Crisis sculpts a recognizable mask on all its victims. We all have experienced it – the moments when our well-ordered, happy lives seem to suddenly crumble into dust and blow away on the wind. Emotion is stripped from our faces like paint ruthlessly scraped off a once-colorful vase. We feel exposed, vulnerable, raw. In just a moment our lives are changed, and not for the better. Whether we are facing illness, death, or another type of loss, our universe has been tipped upside-down and gradually we realize that this strange, suspended vantage point is our new normal. From here, it is very hard to look into our future (and that could be just a minute from now) and feel hopeful. We wonder – where is God in all of this, how am I going to make it through today, will I ever feel happy again?
When you are on the safe-side of a tragedy, untouched by the horror that has ripped someone’s life apart, it’s much easier to keep perspective. Hope for a supporter is more than a single pin-hole on a mammoth bulletin board. For the sufferer, talk of hope can seem trite, spark anger, or halt conversation. But eventually, grieving people want hope. They begin to search for it; they want to grasp it, even if they don’t believe it’s attainable.
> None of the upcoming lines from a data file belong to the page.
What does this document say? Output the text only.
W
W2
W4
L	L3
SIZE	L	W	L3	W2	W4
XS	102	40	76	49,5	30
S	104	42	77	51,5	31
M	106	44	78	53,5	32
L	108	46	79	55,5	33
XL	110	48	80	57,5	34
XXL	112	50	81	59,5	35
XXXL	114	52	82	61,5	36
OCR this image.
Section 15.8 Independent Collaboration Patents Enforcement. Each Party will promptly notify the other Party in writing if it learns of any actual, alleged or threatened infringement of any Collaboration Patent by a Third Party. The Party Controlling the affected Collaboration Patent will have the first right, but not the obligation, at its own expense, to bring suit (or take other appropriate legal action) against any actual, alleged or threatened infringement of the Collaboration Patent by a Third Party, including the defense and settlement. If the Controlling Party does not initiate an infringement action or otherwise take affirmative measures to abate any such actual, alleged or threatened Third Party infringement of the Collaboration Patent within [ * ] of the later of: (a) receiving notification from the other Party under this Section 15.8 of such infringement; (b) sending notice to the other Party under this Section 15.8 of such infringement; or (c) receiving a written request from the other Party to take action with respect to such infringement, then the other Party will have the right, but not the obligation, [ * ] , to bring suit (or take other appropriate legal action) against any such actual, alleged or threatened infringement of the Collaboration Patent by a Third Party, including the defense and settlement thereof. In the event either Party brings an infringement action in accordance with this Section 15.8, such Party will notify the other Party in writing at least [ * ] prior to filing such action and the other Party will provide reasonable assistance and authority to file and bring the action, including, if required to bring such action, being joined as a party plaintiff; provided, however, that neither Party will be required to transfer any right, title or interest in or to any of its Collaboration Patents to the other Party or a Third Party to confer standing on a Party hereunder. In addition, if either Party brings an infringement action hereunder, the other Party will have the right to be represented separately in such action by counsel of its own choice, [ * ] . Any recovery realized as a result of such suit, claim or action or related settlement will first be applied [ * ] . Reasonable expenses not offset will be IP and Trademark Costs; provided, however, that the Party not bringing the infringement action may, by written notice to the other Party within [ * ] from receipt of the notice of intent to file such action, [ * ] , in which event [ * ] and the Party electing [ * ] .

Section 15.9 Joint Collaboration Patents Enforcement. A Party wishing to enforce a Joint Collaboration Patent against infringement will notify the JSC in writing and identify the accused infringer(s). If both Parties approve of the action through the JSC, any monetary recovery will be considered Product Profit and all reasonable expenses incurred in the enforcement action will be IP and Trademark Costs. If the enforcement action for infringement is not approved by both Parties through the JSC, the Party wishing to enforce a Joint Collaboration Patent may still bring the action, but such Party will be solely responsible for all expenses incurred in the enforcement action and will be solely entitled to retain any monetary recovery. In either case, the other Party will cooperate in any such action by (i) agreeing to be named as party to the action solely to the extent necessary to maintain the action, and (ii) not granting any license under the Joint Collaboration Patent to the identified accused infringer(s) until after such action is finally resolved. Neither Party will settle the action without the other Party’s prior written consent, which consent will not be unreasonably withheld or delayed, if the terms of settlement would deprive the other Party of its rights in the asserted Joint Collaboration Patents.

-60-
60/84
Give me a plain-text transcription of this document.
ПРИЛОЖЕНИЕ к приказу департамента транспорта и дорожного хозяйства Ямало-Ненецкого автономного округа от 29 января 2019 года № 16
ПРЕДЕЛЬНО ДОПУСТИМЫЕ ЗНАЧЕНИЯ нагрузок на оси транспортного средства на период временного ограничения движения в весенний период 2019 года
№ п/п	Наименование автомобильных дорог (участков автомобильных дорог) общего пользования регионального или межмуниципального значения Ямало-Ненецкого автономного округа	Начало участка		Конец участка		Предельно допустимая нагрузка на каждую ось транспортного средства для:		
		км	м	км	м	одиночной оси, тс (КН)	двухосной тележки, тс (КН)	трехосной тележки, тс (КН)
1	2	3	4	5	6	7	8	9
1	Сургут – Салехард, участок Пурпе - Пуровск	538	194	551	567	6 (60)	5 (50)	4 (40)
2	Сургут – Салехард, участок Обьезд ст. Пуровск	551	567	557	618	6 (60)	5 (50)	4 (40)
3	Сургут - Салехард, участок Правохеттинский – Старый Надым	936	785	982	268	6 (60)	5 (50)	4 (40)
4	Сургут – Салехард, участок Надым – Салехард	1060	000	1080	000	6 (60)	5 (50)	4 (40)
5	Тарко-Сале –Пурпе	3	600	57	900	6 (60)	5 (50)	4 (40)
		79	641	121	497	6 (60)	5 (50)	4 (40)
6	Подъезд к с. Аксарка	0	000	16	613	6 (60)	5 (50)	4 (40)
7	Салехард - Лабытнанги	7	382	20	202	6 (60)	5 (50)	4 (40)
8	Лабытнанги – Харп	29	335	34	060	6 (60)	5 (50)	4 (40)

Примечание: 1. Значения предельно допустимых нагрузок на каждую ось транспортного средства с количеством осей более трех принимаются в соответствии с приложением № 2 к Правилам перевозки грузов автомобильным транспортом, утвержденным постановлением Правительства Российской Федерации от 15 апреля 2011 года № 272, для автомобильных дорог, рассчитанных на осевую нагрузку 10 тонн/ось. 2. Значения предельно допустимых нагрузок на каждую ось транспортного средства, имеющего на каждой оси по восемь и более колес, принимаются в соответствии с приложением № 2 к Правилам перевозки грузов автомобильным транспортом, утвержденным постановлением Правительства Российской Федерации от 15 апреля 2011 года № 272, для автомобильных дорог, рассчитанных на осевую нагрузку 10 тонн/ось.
It’s hard to know how to guide hurting people toward hope. They can be so pessimistic, so despondent. A few years ago I stumbled over a caring tool that really works and you don’t have to be a pastor to use it. I was reading a few stories in the Old Testament and I saw a theme. Each time the people of God were facing what seemed to be an insurmountable task, God reminded them of their past. God would say to his worried, skeptical people, “I am Yahweh your God who brought you out of Egypt, out of the land of slavery.” God wasn’t tooting his own horn. With this single sentence he was calling them to hope. He jogged their memory and helped them recall all of the miraculous things he had done for them. When they were slaves of an oppressive ruler and couldn’t save themselves, he interceded. He loosened their chains, led them out of Egypt unharmed, parted a sea so they could escape chasing soldiers, and guided them through a strange desert, providing water from rock! Ultimately, he led them to a promised, bountiful land. With a single sentence, God reminded them of the testimony of their past. The freedom, guidance, protection and provision that they received from their God in the past would certainly be part of their future.
I can see the people of Israel hunched over campfires, surely planning for their uncertain future, but mostly sharing stories from their past. One story leads to another. Laughter and tears trail through their history, but with each tale, with each testimony of lessons learned and blessings received, hope burns brighter and warmer from within. They lie down to sleep peaceful, hopeful that as sure as the sun will rise tomorrow, as certain as their God loves them, there will be a way forward.
Memories are a very important part of finding hope when the future is a shadowy dead-end. Next time you are at a loss, search your memories like you would a photo album or old journal. Look for those pictures and stories where God provided richly for you. Pile them up like a stack of quilts waiting for winter’s chill. Wrap yourself up in these memories, and hope.